Tuesday, 9 August 2011

Ex-party business

Leaving aside for the moment the situation in London, I will turn my attention to something of far more limited interest: namely The Libertarian Party.

Much later than most, I have come to the conclusion that there's nothing worth saving within the party. All that is worth saving can and will be salvaged, but the party name and the party vehicle cannot.

The reasons for this lie in the constitution of the party. Not only does it contain clauses that are virtually bullet-proof from amendment, which need amendment, but it has prove utterly ineffectual when faced with a crisis.

That crisis is well-known to bloggers. No resolution was found, and the leadership have managed to barricade themselves in position and keep hold of the financial records, preventing anyone from seeing what happened to the money.
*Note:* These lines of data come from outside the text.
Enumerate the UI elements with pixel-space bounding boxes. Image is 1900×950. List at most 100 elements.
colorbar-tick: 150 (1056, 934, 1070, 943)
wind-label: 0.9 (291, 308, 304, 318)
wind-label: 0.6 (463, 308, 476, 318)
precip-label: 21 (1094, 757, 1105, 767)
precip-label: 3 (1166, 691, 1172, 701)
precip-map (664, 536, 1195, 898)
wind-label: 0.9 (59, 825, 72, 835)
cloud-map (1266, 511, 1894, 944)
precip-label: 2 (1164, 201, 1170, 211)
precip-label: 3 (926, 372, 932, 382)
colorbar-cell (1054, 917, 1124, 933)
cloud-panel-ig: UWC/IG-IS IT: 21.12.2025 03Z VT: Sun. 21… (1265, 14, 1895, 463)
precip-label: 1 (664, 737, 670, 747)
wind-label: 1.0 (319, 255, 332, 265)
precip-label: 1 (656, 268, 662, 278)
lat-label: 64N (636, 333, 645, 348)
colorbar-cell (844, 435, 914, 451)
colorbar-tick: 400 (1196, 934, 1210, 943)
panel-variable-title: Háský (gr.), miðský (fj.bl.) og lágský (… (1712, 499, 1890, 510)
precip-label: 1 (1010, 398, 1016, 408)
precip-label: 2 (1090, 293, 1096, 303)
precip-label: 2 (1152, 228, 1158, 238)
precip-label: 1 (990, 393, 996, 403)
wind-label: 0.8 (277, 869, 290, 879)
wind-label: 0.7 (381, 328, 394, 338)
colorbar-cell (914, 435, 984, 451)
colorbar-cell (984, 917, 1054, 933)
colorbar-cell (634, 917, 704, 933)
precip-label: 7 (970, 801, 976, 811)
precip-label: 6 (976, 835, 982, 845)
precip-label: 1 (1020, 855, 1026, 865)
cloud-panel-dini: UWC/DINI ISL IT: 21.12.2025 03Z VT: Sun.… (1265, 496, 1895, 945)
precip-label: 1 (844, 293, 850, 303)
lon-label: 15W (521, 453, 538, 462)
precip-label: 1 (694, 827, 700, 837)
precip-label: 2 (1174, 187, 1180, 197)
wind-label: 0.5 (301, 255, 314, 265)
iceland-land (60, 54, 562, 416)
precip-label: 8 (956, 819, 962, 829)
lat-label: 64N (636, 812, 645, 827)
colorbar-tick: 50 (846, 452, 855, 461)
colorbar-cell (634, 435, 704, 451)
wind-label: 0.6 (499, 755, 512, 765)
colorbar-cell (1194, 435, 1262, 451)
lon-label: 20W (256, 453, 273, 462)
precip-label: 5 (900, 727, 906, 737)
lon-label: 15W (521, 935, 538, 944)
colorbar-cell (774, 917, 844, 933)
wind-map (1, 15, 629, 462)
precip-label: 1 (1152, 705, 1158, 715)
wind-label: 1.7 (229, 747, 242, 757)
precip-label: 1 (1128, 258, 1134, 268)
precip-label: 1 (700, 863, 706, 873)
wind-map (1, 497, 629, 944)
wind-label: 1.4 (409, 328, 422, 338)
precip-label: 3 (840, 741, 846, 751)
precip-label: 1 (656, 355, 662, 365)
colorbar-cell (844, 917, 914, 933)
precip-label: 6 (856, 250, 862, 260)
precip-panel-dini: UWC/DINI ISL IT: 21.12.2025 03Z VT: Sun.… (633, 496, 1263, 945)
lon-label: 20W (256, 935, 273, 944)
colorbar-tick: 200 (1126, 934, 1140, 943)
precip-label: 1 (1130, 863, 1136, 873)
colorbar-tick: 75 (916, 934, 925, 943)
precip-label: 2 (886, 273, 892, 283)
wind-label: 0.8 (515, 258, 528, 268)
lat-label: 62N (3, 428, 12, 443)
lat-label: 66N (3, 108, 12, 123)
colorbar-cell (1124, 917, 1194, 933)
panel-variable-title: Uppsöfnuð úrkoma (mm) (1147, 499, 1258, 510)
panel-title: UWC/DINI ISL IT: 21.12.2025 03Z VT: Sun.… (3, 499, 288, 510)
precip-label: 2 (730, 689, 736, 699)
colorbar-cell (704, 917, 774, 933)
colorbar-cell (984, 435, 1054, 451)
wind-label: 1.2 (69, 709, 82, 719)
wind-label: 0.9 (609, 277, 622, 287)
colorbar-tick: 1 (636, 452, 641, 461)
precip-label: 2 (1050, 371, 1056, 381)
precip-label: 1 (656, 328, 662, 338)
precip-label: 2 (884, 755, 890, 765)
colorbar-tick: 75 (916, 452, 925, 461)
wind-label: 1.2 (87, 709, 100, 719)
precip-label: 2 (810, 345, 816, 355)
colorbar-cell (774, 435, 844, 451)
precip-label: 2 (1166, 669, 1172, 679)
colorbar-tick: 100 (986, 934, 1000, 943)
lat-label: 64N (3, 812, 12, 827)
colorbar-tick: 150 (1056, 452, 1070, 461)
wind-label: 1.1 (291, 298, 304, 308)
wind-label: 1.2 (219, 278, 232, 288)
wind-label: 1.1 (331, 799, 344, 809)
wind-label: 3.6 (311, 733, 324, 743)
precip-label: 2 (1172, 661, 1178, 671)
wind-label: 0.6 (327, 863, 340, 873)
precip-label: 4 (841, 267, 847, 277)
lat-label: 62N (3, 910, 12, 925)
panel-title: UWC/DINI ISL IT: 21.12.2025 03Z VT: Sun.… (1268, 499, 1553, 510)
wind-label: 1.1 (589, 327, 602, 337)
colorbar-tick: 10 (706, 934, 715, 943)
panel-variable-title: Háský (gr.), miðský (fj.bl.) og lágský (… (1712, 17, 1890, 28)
At this point, it no longer matters whether the so-called leader did anything wrong prior to the crisis. It is his actions, and the actions of his lieutenants, since the crisis emerged that have lain the party low. It boggles the mind that this little cabal imagine that ordinary members will tolerate their behaviour.

From the very start, all I wanted was openness. I wanted the financial records to be examined, and I wanted a Special General Meeting to be called, so that party members could judge for themselves. Some time back, I thought that we were winning. The chairman resigned. The leader also resigned. They tried to de-register the party, but that was prevented, and new people were appointed to those positions, with the new leader promising to call the necessary SGM.
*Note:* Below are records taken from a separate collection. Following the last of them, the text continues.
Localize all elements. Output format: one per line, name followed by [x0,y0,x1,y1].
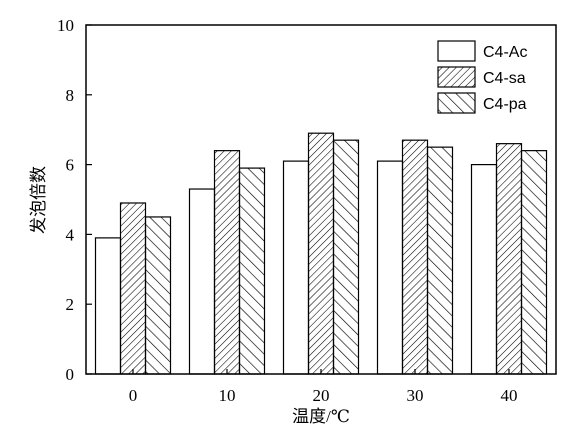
bar-c4-sa-20 [307,132,335,375]
x-tick-label: 10 [219,386,236,405]
bar-c4-sa-30 [401,139,429,375]
y-tick-label: 2 [66,295,75,314]
legend-swatch-c4-sa [437,66,476,88]
legend-label-c4-sa: C4-sa [483,70,526,87]
bar-c4-sa-40 [495,143,523,375]
x-axis-ticks: 0 10 20 30 40 [129,369,518,405]
x-tick-label: 20 [313,386,330,405]
bar-c4-ac-10 [188,188,216,375]
y-tick-label: 8 [66,86,75,105]
bar-c4-pa-10 [238,167,266,375]
y-axis-ticks: 0 2 4 6 8 10 [57,16,92,384]
bar-c4-sa-10 [213,150,241,375]
y-tick-label: 4 [66,225,75,244]
x-axis-label: 温度/℃ [292,407,350,426]
y-axis-label: 发泡倍数 [29,166,48,234]
y-tick-label: 0 [66,365,75,384]
bar-c4-pa-30 [426,146,454,375]
bar-c4-pa-40 [520,150,548,375]
legend-label-c4-ac: C4-Ac [483,44,527,61]
bar-c4-ac-40 [470,164,498,375]
bar-c4-ac-30 [376,160,404,375]
bar-c4-pa-0 [144,216,172,375]
legend: C4-Ac C4-sa C4-pa [437,40,527,114]
bar-c4-sa-0 [119,202,147,375]
bar-c4-pa-20 [332,139,360,375]
legend-swatch-c4-pa [437,92,476,114]
bar-c4-ac-0 [94,237,122,375]
bar-c4-ac-20 [282,160,310,375]
bars-group [94,132,548,375]
legend-label-c4-pa: C4-pa [483,96,527,113]
y-tick-label: 6 [66,156,75,175]
x-tick-label: 40 [501,386,518,405]
x-tick-label: 30 [407,386,424,405]
y-tick-label: 10 [57,16,74,35]
x-tick-label: 0 [129,386,138,405]
legend-swatch-c4-ac [437,40,476,62]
However, through a behind-the-scenes campaign, which I can only guess at, the old leader and chairman have managed to hold on to the party and the positions they'd resigned from, and are now emerging from hiding, intending to sally forth, with no mention of all the unfinished business, other than snide remarks aimed at those who tried to get answers. I can only advise members and non-members alike to steer well clear of the party in its present form.

It's not been all bad, though. I'm glad I joined because through it I've met a lot of decent people, who I hope will help build the libertarian movement in London and England in ways that are not possible with that busted flush of a party, and will find innovative ways to advance the agenda, campaign on specific issues and support libertarians who want to stand in elections, whether as members of a party or as independents.

One part of this new direction is the website Libertarian Home, which has been set up by a couple of my friends from the London party. I haven't started writing there yet, but I will do, God willing, as soon as London stops burning around me.